Outliers can be identified using:
- Fence methods: Often employed in box plots, define outlier boundaries using the interquartile range (IQR). Points beyond the whiskers, which extend 1.5 times the IQR from the hinges (roughly the 25th and 75th percentiles), are often considered potential outliers.
- Z-Scores: Measure how many standard deviations a data point is from the mean. Points with large absolute z-scores might be outliers.
- Studentized residuals: Used in regression analysis. Unlike raw residuals, which can be misleading due to varying leverage, studentized residuals are standardized and follow a t-distribution. This standardization facilitates the identification of underlying patterns and potential outliers.
- Cook’s distance, also used in regression analysis, quantifies the impact of deleting a particular data point on the regression model’s coefficients. Cases with large Cook’s distances exert a substantial influence on the model and might warrant closer examination as potential outliers
- Statistical Tests: Specialized tests like Grubbs’ test can formally test for outliers
Choosing the Right Tool: Matching Techniques to Data and Objectives
- Objective: Getting an idea of the distribution of a variable
- Technique: Histogram
Histograms are a powerful tool for understanding the distribution of a variable. They provide insights into central tendency, spread, modality, and outliers.

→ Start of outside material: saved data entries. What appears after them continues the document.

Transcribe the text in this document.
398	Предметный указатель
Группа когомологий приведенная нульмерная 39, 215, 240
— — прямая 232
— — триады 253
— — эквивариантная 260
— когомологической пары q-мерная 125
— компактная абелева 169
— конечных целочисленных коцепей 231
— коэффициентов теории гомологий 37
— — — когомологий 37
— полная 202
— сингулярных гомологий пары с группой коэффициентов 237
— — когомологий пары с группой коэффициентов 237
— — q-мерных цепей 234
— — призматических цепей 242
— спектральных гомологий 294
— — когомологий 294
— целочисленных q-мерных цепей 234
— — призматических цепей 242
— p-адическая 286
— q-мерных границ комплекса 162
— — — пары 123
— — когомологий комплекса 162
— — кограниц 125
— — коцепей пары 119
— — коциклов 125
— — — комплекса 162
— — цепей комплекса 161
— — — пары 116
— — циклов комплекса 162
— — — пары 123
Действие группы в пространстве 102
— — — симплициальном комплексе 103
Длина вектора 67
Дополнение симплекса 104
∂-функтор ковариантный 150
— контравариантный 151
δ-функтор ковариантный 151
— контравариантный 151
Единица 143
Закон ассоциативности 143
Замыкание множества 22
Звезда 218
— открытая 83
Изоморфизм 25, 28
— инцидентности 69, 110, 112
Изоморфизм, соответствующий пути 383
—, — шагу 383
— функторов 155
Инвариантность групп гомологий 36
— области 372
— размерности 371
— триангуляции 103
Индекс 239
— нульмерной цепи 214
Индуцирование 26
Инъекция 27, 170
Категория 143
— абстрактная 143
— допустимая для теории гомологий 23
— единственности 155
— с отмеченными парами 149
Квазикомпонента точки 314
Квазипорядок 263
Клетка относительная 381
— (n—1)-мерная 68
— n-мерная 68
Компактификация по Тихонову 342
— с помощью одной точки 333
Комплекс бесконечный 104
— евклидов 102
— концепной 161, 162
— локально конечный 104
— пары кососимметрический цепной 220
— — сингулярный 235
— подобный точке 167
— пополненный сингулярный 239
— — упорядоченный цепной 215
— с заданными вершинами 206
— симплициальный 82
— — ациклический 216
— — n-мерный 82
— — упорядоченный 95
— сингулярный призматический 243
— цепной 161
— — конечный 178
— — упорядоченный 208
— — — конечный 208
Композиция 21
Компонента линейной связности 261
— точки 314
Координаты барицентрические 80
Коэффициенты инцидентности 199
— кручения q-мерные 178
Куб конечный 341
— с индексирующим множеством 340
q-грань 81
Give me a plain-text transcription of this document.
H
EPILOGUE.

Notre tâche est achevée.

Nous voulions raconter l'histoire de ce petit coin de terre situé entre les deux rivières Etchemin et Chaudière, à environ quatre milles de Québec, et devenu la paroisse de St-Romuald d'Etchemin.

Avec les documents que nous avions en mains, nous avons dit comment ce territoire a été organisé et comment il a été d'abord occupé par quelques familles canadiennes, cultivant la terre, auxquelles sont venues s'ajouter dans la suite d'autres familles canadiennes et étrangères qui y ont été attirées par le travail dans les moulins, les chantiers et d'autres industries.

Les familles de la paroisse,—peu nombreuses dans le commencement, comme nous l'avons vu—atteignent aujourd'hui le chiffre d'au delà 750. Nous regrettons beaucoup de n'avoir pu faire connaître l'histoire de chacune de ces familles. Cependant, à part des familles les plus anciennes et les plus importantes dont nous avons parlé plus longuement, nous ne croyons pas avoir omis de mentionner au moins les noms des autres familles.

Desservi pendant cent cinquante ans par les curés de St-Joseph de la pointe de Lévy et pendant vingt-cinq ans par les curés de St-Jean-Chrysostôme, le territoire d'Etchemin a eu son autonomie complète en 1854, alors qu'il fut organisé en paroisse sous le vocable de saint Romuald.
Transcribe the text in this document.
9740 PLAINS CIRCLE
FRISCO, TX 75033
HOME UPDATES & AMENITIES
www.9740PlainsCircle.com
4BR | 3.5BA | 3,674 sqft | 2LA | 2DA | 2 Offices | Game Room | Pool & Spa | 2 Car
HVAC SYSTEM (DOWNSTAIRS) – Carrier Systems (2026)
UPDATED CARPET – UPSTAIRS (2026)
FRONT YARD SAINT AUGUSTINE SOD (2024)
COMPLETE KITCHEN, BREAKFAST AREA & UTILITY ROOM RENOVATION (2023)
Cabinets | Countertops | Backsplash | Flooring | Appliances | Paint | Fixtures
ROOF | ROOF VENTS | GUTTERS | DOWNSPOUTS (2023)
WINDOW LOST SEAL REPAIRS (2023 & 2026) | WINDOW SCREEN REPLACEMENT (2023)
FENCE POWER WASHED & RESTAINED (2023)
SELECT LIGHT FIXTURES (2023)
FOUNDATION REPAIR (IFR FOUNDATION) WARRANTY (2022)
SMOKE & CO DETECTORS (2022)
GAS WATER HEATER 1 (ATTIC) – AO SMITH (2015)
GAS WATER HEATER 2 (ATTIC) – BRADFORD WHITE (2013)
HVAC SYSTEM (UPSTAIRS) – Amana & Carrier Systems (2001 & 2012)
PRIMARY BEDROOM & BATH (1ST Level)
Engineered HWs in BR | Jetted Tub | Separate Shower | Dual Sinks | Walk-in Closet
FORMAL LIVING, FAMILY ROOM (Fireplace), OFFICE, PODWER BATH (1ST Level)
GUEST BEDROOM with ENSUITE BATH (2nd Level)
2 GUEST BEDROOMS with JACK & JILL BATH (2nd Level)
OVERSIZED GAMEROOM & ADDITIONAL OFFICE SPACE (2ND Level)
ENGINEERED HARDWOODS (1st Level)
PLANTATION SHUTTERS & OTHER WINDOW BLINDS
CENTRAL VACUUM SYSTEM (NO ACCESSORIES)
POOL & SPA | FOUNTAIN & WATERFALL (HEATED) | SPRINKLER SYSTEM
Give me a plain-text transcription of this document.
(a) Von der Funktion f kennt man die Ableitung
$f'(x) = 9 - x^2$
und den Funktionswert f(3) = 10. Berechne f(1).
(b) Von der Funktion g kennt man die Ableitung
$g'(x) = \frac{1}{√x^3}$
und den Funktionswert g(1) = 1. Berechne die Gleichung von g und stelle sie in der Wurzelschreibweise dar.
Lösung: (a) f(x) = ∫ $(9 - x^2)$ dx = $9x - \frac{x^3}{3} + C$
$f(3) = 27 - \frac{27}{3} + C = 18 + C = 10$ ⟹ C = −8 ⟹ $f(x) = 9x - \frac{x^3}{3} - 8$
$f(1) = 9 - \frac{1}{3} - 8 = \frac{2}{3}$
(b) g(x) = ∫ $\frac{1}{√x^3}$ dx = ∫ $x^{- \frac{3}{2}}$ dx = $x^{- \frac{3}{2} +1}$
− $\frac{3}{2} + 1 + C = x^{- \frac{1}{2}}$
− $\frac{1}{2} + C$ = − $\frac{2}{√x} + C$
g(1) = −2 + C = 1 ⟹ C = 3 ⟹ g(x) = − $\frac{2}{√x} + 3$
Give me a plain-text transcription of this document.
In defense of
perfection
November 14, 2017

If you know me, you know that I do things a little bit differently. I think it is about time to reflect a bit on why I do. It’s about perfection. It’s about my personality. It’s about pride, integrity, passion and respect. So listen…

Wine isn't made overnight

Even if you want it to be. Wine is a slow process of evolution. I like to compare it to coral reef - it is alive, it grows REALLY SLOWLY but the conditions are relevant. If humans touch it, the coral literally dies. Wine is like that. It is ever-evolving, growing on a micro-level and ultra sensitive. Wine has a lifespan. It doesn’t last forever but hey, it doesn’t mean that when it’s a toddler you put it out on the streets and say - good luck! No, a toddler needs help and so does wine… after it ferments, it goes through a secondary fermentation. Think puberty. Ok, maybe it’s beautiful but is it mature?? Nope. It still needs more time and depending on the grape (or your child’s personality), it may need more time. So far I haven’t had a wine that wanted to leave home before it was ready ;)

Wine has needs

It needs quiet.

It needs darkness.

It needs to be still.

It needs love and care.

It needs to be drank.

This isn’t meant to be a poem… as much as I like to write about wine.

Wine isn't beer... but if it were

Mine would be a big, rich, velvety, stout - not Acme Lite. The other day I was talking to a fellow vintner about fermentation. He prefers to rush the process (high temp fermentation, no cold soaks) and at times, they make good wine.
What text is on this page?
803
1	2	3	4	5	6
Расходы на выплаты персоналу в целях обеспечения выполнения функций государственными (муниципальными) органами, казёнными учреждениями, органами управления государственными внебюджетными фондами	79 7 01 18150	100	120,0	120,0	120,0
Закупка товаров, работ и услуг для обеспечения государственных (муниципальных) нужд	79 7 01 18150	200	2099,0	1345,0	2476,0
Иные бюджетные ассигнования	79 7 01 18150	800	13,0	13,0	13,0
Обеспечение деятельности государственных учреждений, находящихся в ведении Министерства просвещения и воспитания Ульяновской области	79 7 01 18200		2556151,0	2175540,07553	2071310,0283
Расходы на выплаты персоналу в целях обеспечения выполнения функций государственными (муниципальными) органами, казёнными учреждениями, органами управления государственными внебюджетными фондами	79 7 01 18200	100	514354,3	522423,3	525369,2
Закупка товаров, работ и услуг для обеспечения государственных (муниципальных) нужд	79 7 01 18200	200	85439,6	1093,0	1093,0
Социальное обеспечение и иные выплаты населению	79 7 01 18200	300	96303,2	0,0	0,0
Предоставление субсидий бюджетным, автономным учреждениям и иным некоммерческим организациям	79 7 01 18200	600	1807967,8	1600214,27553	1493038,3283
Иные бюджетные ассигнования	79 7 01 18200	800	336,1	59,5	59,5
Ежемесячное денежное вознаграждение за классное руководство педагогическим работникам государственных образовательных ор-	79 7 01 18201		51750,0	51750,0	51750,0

By displaying the frequency or proportion of cases within specified ranges (bins), histograms offer a visual representation of the data distribution.
The shape of the histogram can reveal whether the data is symmetrical, skewed, unimodal, bimodal, or has other distinct patterns.
Trying different bin sizes can be helpful to reveal more or less detail in the shape of the distribution.
Descriptive vs. Explorative Analysis
Descriptive analysis focuses on summarizing what the data shows on the surface. Exploratory analysis digs deeper to uncover subtle patterns and non-obvious trends in the data.
Descriptive analysis might tell a dataset’s average, median, and standard deviation. Exploratory analysis would use visualizations, transformations, and interrogating the data with different techniques to model the relationships between variables beyond just summary statistics.
So descriptive analysis describes what the data shows, while exploratory analysis explores nuances in the data to extract deeper meaning.
But good data analysis uses both techniques – summary statistics to complement the graphs and visuals revealing relationships.
Descriptive Analysis
- Summarizes and presents the data without making inferences or models
- Uses simple graphics like histograms, bar charts, summary statistics
- Goal is to describe patterns in the data
Exploratory Analysis
- Makes inferences about patterns, relationships, effects in the data
- Relies heavily on graphics and visualization
- Transforms/manipulates the data to extract meaning
- Iterative cycle to understand the data
- Goal is to extract deeper insights from the data
References
Behrens, J. T. (1997). Principles and procedures of exploratory data analysis. Psychological Methods, 2(2), 131–160.
Emerson, J. D., & Stoto, M. A. (1983). Transforming data. In D. C. Hoaglin, F. Mosteller, & J. W. Tukey
(Eds.), Understanding robust and exploratory data analysis (pp. 97–128). Wiley.
Hoaglin, D. C., Mosteller, F., & Tukey, J. W. (Eds.). (1991). Fundamentals of exploratory analysis of variance. Wiley.
Tukey, J. W. (1977). Exploratory data analysis. Reading, MA: Addison-Wesley.
Velleman, P. F. (2008). Truth, damn truth, and statistics. Journal of Statistics Education: An International Journal on the Teaching and Learning of Statistics, 16(2).